What with summer actually starting, a wander around Primrose Hill is always a nice way to while away an afternoon. I was invited to newly opened Ripe Kitchen, the brain
child of self confessed health food nut couple, Tom Burdon and Yulia Davidenko who have uprooted long standing Primrose Patisserie and taken a healthy slice
out of Regents Park Road’s parade of cutesy cakes with their mostly vegetarian
and vegan fare.
The produce is bought in fresh every morning from New Covent garden market. The pumpkin and couscous salad was forgivably bland made so with the perplexing addition of cooked tomato. A sour Granny Smith might have been a better stand in for the sweeter apple in the walnut and fennel salad but the hit was the pleasant, if out of season earthy pear and beetroot salad.
Everything is made in
house, bar the bread. Organic sour doughs and granaries are delivered daily by
Seven Seeded bakery. Two pieces of the crusty chewy sourdough were clamped around
slices of beefy tomato and melted mozzarella, given a gentle garlic kick by the
homemade kale pesto.
Inside: white and woody vibe |
The sun was out and The
Primrose Hill set, micro dogs in tow were lapping up the buzzy new café: the
front is angled perfectly to catch the rays, and blankets are draped over the
chairs for chillier days. Inside? A welcoming white and woody vibe, cosied up
with a brick fireplace.
Tom explained their
reasons for opening “We needed a good coffee in the morning and couldn’t find
one”. Step forward reliably smooth Square Mile beans. Tom nabbed baristas from
Soho’s Flat White to ensure the coffee art is perfectly ‘rosetted’ every time.
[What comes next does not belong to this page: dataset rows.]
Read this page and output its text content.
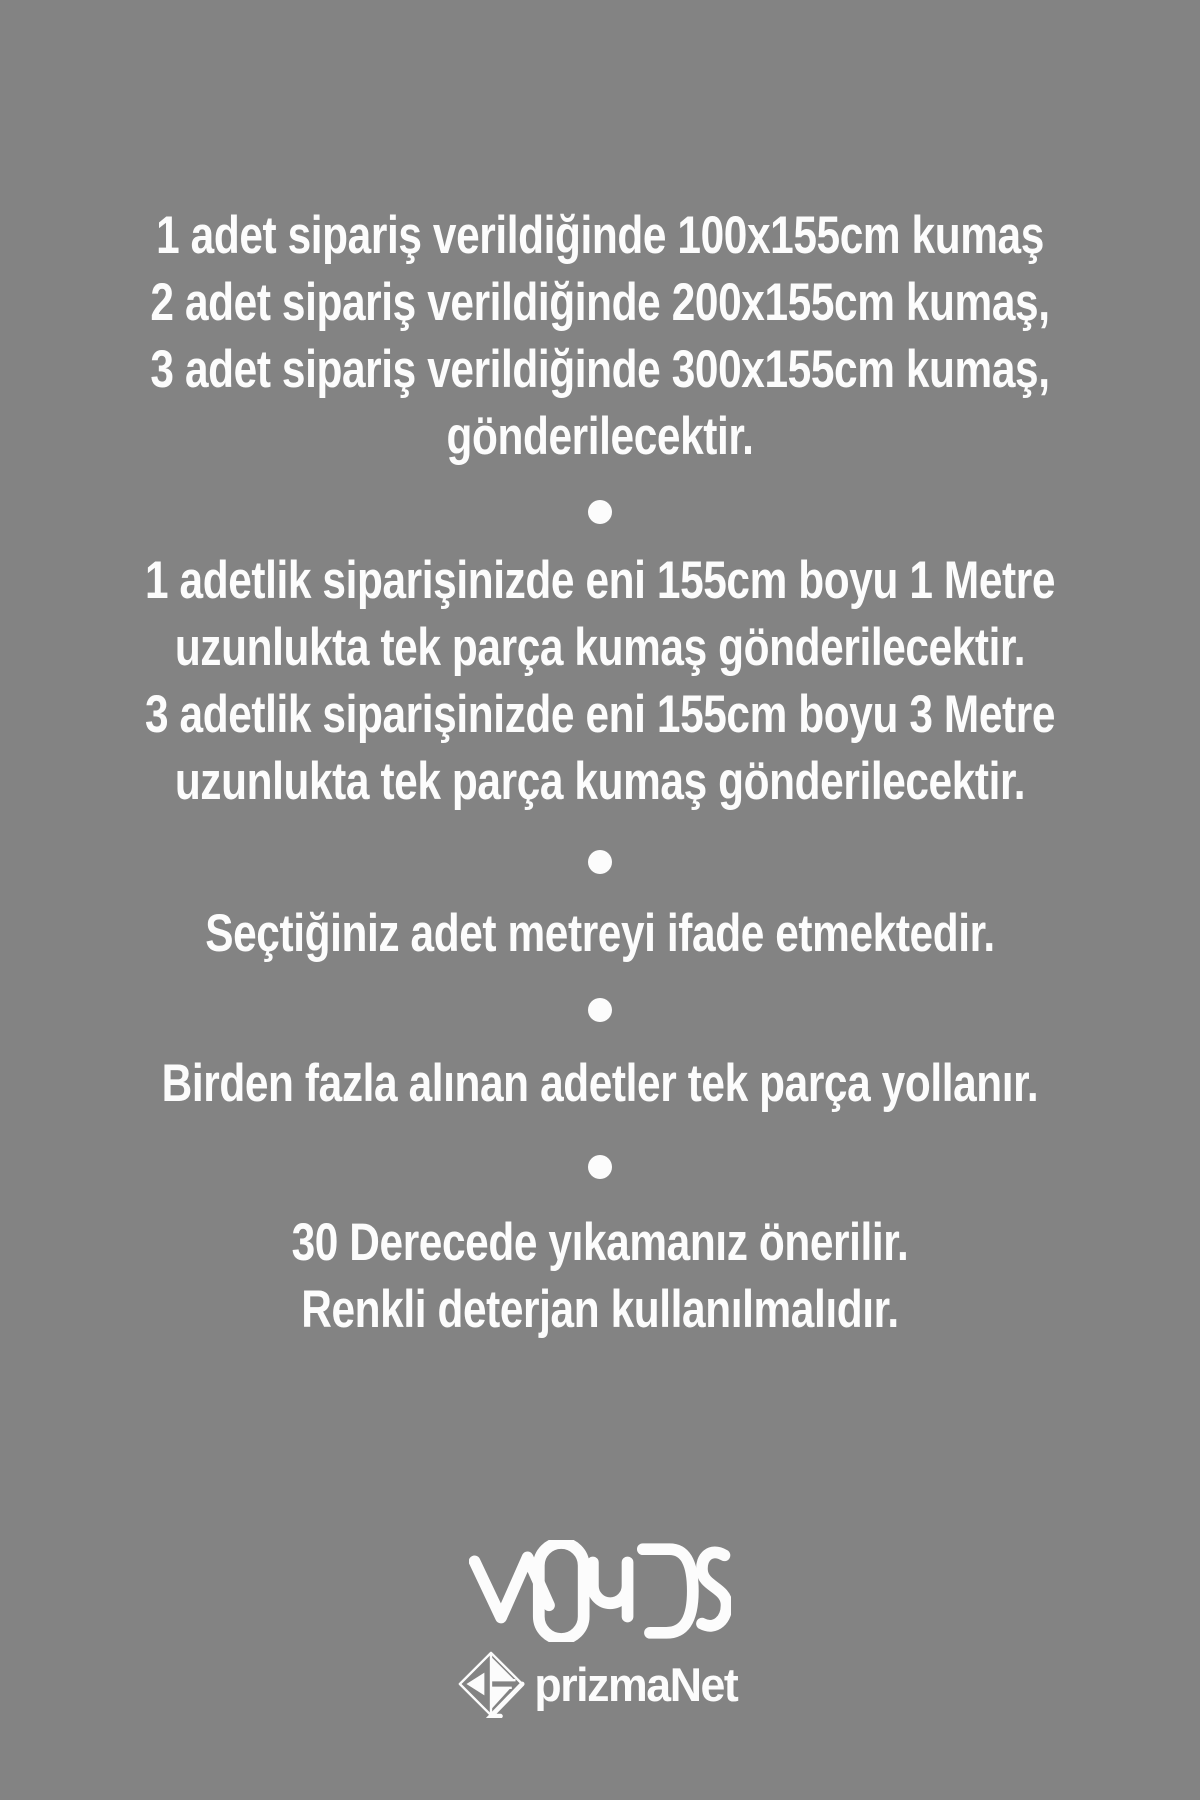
1 adet sipariş verildiğinde 100x155cm kumaş
2 adet sipariş verildiğinde 200x155cm kumaş,
3 adet sipariş verildiğinde 300x155cm kumaş,
gönderilecektir.
1 adetlik siparişinizde eni 155cm boyu 1 Metre
uzunlukta tek parça kumaş gönderilecektir.
3 adetlik siparişinizde eni 155cm boyu 3 Metre
uzunlukta tek parça kumaş gönderilecektir.
Seçtiğiniz adet metreyi ifade etmektedir.
Birden fazla alınan adetler tek parça yollanır.
30 Derecede yıkamanız önerilir.
Renkli deterjan kullanılmalıdır.
prizmaNet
We mopped up the froth with a perfectly purple threaded banana cake. Vegans?
Try the dairy free, gluten free moist brownies.
But it’s the tea here
that stands out. Tom and Yulia had fun experimenting to make the seven blends
of handmade flavours, displayed like miniature popery, to sniff out a preferred
flavour. White jasmine neroli was fragrantly cleansing and the orange blossom
hinted a delicate sweetness. More interesting was The Energy Boost. It arrived potion
green, tinted by superfood spirulina, a type of seaweed and spiced with ginger
and fruity mango. The glass teapots and sand timer for stewing time cemented
the wizardry.
Tempted by the
breakfast menu and attempting a self-prescribed health kick, I popped back to
try chia seed. Chia what? Home soaked in almond milk, apparently it’s the new
flax seed with tonnes of health benefits and things that sound like they hail
from the periodic table. Topped with berries and banana, it had the appearance
and texture of dwarfed frogspawn. With a hint of toasted nut flavour and was a
surprisingly good summer substitute for porridge.
Cafes stack up like sardines along this stretch but I think Ripe kitchen is the perfect healthy option if the thought of preparing and lugging a picnic to a patch of grass on Primrose Hill is an irksome one.
Ripe Kitchen
136 Regents Park Road
Cafes stack up like sardines along this stretch but I think Ripe kitchen is the perfect healthy option if the thought of preparing and lugging a picnic to a patch of grass on Primrose Hill is an irksome one.